Le sens de rendre une ordonnance de référé devant un tribunal est dans les cas où les juges veulent interdire à l’autorité de modifier la situation actuelle par des mesures irréversibles, dans notre cas le ministère des Cultes avec la nomination de nouveaux rabbins municipaux qui n’appartiennent pas nécessairement au secteur orthodoxe, tant que la pétition est entendue. De l’avis d’un certain nombre de commentateurs juridiques avec lesquels nous avons parlé, l’implication dans la décision de la Haute Cour de ne pas émettre d’ordonnance provisoire est le rejet de la requête du Comité rabbinique.

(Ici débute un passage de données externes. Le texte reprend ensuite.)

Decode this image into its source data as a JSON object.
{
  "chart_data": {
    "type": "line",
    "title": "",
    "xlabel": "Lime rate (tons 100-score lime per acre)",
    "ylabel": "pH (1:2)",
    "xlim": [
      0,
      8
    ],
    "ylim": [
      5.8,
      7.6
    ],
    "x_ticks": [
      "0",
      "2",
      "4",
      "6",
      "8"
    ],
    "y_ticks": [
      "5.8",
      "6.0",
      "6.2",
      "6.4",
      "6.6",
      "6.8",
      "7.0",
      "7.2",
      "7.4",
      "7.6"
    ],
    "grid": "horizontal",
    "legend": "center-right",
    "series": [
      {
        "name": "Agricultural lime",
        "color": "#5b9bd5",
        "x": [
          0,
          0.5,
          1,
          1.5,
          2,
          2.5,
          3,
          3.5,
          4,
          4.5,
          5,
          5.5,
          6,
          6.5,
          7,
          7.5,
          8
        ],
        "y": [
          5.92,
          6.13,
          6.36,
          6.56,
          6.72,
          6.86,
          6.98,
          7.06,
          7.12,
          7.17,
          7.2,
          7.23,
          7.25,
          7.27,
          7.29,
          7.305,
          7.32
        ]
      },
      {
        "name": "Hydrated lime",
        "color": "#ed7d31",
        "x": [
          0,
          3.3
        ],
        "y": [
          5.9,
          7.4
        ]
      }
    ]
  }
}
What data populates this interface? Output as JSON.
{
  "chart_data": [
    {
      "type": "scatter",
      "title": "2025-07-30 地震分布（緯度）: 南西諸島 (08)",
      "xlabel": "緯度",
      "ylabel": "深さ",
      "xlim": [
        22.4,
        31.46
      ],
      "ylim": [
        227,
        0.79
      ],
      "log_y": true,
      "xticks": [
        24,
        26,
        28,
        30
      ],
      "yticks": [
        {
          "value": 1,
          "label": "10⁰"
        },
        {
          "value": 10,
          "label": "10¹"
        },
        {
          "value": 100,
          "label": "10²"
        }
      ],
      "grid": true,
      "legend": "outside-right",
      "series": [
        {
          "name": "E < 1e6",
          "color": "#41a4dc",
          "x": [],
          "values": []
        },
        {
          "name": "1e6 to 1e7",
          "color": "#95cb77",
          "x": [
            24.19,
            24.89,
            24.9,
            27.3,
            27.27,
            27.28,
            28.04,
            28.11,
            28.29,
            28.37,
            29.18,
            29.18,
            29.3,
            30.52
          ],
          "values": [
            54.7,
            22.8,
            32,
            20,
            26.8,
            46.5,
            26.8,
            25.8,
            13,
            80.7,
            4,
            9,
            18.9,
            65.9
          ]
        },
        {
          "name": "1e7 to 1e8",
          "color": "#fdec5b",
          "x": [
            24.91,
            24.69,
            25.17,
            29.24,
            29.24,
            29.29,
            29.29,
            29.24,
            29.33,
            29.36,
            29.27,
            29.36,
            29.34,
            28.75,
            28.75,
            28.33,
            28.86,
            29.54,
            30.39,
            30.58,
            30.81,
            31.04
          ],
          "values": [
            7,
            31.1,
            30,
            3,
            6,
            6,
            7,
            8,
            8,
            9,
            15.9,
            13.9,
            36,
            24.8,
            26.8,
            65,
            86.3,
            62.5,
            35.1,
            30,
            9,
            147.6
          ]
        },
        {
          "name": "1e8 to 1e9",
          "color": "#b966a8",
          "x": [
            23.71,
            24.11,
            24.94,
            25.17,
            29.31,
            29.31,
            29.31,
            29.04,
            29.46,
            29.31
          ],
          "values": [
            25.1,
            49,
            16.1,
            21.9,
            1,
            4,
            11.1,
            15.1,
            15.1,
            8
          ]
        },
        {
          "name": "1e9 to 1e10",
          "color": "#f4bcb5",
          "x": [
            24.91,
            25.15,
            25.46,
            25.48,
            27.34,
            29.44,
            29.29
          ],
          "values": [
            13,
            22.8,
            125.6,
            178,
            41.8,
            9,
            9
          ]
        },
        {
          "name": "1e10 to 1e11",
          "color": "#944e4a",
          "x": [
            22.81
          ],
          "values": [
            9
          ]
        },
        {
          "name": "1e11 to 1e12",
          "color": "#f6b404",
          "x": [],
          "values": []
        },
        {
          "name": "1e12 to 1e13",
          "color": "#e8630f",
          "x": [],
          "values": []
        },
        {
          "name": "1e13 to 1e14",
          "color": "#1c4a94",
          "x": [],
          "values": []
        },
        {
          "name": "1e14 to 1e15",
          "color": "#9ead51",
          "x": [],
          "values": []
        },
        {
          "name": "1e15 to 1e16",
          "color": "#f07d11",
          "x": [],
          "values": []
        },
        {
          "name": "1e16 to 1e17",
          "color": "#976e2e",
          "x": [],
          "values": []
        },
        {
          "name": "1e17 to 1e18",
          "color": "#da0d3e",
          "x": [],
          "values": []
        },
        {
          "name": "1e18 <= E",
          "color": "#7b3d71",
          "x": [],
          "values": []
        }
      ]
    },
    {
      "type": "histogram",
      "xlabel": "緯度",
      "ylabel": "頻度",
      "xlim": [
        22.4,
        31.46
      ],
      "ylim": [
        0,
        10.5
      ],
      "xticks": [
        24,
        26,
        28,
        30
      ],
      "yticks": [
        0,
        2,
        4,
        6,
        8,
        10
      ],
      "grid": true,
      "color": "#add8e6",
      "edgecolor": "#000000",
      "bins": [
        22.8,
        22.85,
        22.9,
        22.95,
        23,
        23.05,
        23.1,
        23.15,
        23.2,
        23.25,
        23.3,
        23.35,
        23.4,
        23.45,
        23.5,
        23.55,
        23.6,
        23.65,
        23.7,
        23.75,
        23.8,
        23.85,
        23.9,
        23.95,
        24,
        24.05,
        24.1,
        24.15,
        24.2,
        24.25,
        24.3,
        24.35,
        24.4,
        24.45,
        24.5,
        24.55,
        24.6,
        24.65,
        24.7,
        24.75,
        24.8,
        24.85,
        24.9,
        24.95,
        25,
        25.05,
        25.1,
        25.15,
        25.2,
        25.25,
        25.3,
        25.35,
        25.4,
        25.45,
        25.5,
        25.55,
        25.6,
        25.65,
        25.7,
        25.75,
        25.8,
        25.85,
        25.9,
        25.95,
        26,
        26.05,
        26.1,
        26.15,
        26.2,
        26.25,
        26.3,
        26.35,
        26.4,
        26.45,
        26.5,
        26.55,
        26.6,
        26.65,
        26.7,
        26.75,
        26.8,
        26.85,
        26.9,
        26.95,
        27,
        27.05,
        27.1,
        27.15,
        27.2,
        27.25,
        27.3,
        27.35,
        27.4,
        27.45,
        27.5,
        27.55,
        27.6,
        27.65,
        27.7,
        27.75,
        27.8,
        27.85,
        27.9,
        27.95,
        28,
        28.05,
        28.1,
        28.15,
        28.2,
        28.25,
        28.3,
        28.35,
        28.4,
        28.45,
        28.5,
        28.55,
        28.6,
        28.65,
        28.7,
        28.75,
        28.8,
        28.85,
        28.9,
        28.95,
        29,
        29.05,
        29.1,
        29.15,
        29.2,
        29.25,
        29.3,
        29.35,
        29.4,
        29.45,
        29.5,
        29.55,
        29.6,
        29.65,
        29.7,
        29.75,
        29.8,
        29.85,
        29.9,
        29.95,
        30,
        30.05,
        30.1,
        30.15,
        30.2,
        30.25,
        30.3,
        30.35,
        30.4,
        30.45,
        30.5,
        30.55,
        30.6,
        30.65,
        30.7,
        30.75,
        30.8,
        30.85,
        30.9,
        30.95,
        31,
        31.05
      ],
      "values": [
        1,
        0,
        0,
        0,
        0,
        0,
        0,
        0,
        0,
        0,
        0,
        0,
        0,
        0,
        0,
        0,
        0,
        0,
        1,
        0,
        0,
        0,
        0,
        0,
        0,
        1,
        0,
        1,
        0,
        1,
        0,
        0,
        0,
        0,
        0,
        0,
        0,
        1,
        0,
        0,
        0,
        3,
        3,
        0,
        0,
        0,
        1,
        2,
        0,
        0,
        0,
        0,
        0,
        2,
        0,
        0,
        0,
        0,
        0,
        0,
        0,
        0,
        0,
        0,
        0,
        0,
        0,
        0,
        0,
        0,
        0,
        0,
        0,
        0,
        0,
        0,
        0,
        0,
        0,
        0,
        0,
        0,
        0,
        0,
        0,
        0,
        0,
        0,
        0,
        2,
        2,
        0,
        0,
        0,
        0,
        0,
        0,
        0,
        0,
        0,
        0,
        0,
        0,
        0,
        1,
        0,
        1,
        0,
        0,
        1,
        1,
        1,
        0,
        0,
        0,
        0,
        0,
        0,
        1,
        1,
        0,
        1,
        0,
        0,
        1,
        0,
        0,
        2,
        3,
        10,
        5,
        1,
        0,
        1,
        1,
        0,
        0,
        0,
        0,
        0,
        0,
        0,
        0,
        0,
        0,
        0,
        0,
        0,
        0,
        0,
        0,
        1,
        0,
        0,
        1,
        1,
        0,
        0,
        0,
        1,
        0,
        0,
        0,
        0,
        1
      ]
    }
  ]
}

Dans ce contexte, aujourd’hui, le président de Shas Arié Derhy et le président de Déguel HaTorah, le député Moshe Gafni, se sont adressés au procureur général, avocat à la Haute Cour en émettant une ordonnance provisoire, qui n’a pas abouti. Bien que Derhy et Gafni exigent que l’ombudsman gèle la modification de la réglementation jusqu’à ce que la Haute Cour se prononce, mais des sources au ministère des Religions affirment qu’il s’agit d’une démarche superflue : « Ils ont vu qu’ils n’avaient pas réussi devant la Haute Cour, ils n’ont rien dit au public, mais sont allés demander à l’ombudsman, ce qu’elle n’a pas fait après que la Haute Cour n’a plus donné son accord. Une fois de plus, les politiciens orthodoxes sont exposés dans une tentative désespérée d’arrêter nos projets. »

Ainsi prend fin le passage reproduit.